Pentecost XXII
The Penitent Tax Collector
Luke 18:9-14
A sermon preached by The Rev. Russ Minter at St. Paul’s Episcopal Church, Port Townsend, WA, October 23, 2016
Two pious Jews, a Pharisee and a tax collector, go up to the Temple to pray.
The Pharisee, member of the strictest party of the Jews, prayed, “God, I thank you that I am not like other people: thieves, rogues, adulterers, or even like this tax collector. I fast twice a week; I give a tenth of all my income.”
Jesus then points to the tax collector far off, who would not even look up to heaven, but was beating his breast and saying, “God, be merciful to me, a sinner!” Jesus concludes, “I tell you, this man went down to his home justified rather than the other: for all who exalt themselves will be humbled, but all who humble themselves will be exalted.” Jesus loves to throw us into confusion with these shocking reversals of what we are used to. The Pharisee was one of the “good” people we all know. We love to have them around, to lift the tone of our gathering, our group, our community. We can go up to them, introduce ourselves to them, invite them to our clubs, our churches. In Texas, where I spent twenty years, the first thing you ask of a stranger at a party is, “What church do you go to?” The expected answer is, if not a Baptist, Episcopalian will do. They are usually well-off; most of them go to college.
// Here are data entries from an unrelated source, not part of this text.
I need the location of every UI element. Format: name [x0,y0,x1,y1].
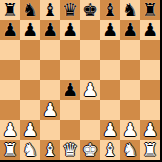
square-c2[interactable] [40,120,60,140]
piece-white-rook: ♜ [142,140,158,160]
square-h2[interactable]: ♟ [140,120,160,140]
piece-white-pawn: ♟ [122,120,138,140]
piece-white-pawn: ♟ [102,120,118,140]
piece-white-pawn: ♟ [2,120,18,140]
square-h8[interactable]: ♜ [140,0,160,20]
square-c7[interactable]: ♟ [40,20,60,40]
square-g8[interactable]: ♞ [120,0,140,20]
square-f1[interactable]: ♝ [100,140,120,160]
square-f7[interactable]: ♟ [100,20,120,40]
square-d5[interactable] [60,60,80,80]
square-e5[interactable] [80,60,100,80]
square-c6[interactable] [40,40,60,60]
square-h3[interactable] [140,100,160,120]
piece-black-pawn: ♟ [122,20,138,40]
square-d2[interactable] [60,120,80,140]
piece-white-pawn: ♟ [142,120,158,140]
square-h5[interactable] [140,60,160,80]
square-e2[interactable] [80,120,100,140]
square-d1[interactable]: ♛ [60,140,80,160]
square-c3[interactable]: ♟ [40,100,60,120]
square-h7[interactable]: ♟ [140,20,160,40]
piece-white-rook: ♜ [2,140,18,160]
square-b5[interactable] [20,60,40,80]
square-b1[interactable]: ♞ [20,140,40,160]
piece-white-knight: ♞ [22,140,38,160]
square-a4[interactable] [0,80,20,100]
square-c8[interactable]: ♝ [40,0,60,20]
square-h4[interactable] [140,80,160,100]
piece-white-queen: ♛ [62,140,78,160]
square-e1[interactable]: ♚ [80,140,100,160]
square-a3[interactable] [0,100,20,120]
square-d3[interactable] [60,100,80,120]
square-a6[interactable] [0,40,20,60]
piece-black-pawn: ♟ [102,20,118,40]
piece-black-bishop: ♝ [42,0,58,20]
square-g5[interactable] [120,60,140,80]
piece-white-knight: ♞ [122,140,138,160]
square-g4[interactable] [120,80,140,100]
piece-black-queen: ♛ [62,0,78,20]
square-g6[interactable] [120,40,140,60]
square-c1[interactable]: ♝ [40,140,60,160]
square-g3[interactable] [120,100,140,120]
square-e4[interactable]: ♟ [80,80,100,100]
square-g7[interactable]: ♟ [120,20,140,40]
chess-board: ♜♞♝♛♚♝♞♜♟♟♟♟♟♟♟♟♟♟♟♟♟♟♟♜♞♝♛♚♝♞♜ [0,0,160,160]
piece-black-knight: ♞ [22,0,38,20]
piece-black-pawn: ♟ [2,20,18,40]
square-a1[interactable]: ♜ [0,140,20,160]
square-f5[interactable] [100,60,120,80]
square-b2[interactable]: ♟ [20,120,40,140]
square-g1[interactable]: ♞ [120,140,140,160]
piece-white-pawn: ♟ [42,100,58,120]
piece-black-rook: ♜ [2,0,18,20]
square-b6[interactable] [20,40,40,60]
square-d7[interactable]: ♟ [60,20,80,40]
square-h1[interactable]: ♜ [140,140,160,160]
piece-black-bishop: ♝ [102,0,118,20]
square-e3[interactable] [80,100,100,120]
square-c4[interactable] [40,80,60,100]
square-b4[interactable] [20,80,40,100]
square-g2[interactable]: ♟ [120,120,140,140]
square-f8[interactable]: ♝ [100,0,120,20]
piece-black-pawn: ♟ [142,20,158,40]
square-b8[interactable]: ♞ [20,0,40,20]
square-f6[interactable] [100,40,120,60]
square-a8[interactable]: ♜ [0,0,20,20]
piece-white-bishop: ♝ [42,140,58,160]
square-a7[interactable]: ♟ [0,20,20,40]
piece-white-bishop: ♝ [102,140,118,160]
square-h6[interactable] [140,40,160,60]
square-e8[interactable]: ♚ [80,0,100,20]
square-b7[interactable]: ♟ [20,20,40,40]
piece-black-rook: ♜ [142,0,158,20]
piece-black-pawn: ♟ [42,20,58,40]
square-b3[interactable] [20,100,40,120]
piece-black-pawn: ♟ [62,20,78,40]
square-f4[interactable] [100,80,120,100]
square-f3[interactable] [100,100,120,120]
piece-white-pawn: ♟ [22,120,38,140]
square-d4[interactable]: ♟ [60,80,80,100]
piece-black-pawn: ♟ [62,80,78,100]
piece-white-pawn: ♟ [82,80,98,100]
square-d6[interactable] [60,40,80,60]
piece-white-king: ♚ [82,140,98,160]
square-a5[interactable] [0,60,20,80]
chess-board-frame: ♜♞♝♛♚♝♞♜♟♟♟♟♟♟♟♟♟♟♟♟♟♟♟♜♞♝♛♚♝♞♜ [0,0,162,162]
piece-black-pawn: ♟ [22,20,38,40]
piece-black-king: ♚ [82,0,98,20]
square-a2[interactable]: ♟ [0,120,20,140]
square-e6[interactable] [80,40,100,60]
square-d8[interactable]: ♛ [60,0,80,20]
square-e7[interactable] [80,20,100,40]
square-f2[interactable]: ♟ [100,120,120,140]
square-c5[interactable] [40,60,60,80]
piece-black-knight: ♞ [122,0,138,20]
I did a quick run-through of all my cherished platitudes. None left me feeling an ounce of gratitude that I had to deal with this poor tax collector, like having to preach on Trinity Sunday, or the Nicene Creed. Made me groan in that place in soul from which sermons emerge, dark, grimacing and familiar to the point of cliche. But I also had a suspicion that he was just the kind of person that can lead to the challenge for which you are grateful beyond all others. What a thought! I’ll try to unpack that.
So, to work.
Last Tuesday night at 3 a.m. I had a dream. I’d been most deeply asleep. Friends, don’t knock your dreams. God is there oftener than you would dare to think. Not always a pretty experience, even deeply shocking, but I suggest you will profit, if you pay attention. Take a paper and pencil to bed with you so you can capture the images and feelings you’re having.
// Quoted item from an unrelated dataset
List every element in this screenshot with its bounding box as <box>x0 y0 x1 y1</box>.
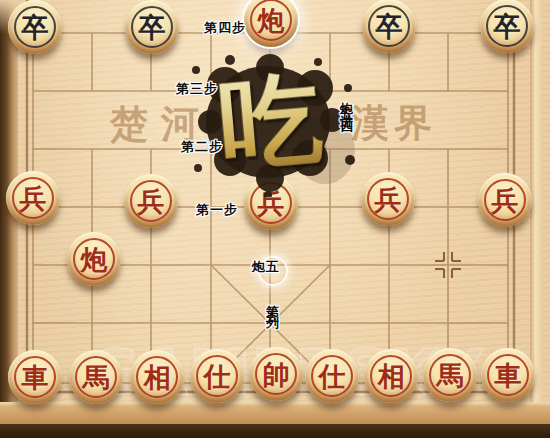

In my dream I was preaching this sermon. Let me not belittle what was happening to me. I felt the Pharisee, so full of himself, bursting with satisfaction over his life and prospects, but even more that dreadful tax collector, beating his chest in agony, unable even to raise his eyes to see his opposite. I saw them with a power and richness I hope I never forget. They were more than visible for me, they were fully alive and real, as characters in dreams sometimes are, as though I was looking straight into their souls, their being, and it mattered terribly.
Now I want to tell you, forget the Pharisee. Take a long look at that tax collector. His is the heart of the story. Is it any wonder he was loathed and abominated by his own people? Is it any puzzle that he went up to the Temple to pray, that he had a lot to beg forgiveness for? That his prayer was heartfelt, profound beyond all measure?
Go even deeper. What sort of man was this, who crushed his neighbors for all the money they had, and always came back for more. Plenty of room to offer mercy to them, but did he? Don’t forget he was doing what his Roman bosses demanded of him. And human nature, turned loose where money is concerned, is never a pretty thing. I went deep in my dream. I took his point. That man wept tears of remorse and rejection in the Temple that day. How many people had he ruined? How many families had had to abandon their homes, their jobs, their friends? Who in the world wanted anything to do with him, or ever would?
Jesus says he went home “justified“ rather than the pious Pharisee. Trouble with that word is it means too many other things at the same time. Let me suggest a better word, from the Old English which would have been familiar in London in the 10th century: “Rightwised” will do the job much better. Simply means put right with God. I’m tempted to refer to the tax collector as “that poor man,” because of course he was not poor at all and I knew that in my dream. He was simply sorry for what he’d become. He felt the full horror of his life and what he had done with it all those years since the Romans came. Later, when he gets home, he will gradually come to feel better, I dare to hope. After all, it was my dream! In actuality the soldiers may come to carry him off if he refuses to do the job they are counting on him to do. He may suffer a fate like Jesus’, as an example to his fellow Jews, same as Jesus. Many of them di d.
So you see, now and then we get a glimpse of reality that leaves us stunned. Dreams can be one avenue for them.
In Texas, where I spent twenty years preaching and praying in hospitals and parishes which I shall always cherish, the black people had way of responding when you asked them how they were, and just in ordinary conversation, they would respond, “I’m blessed.” How lovely.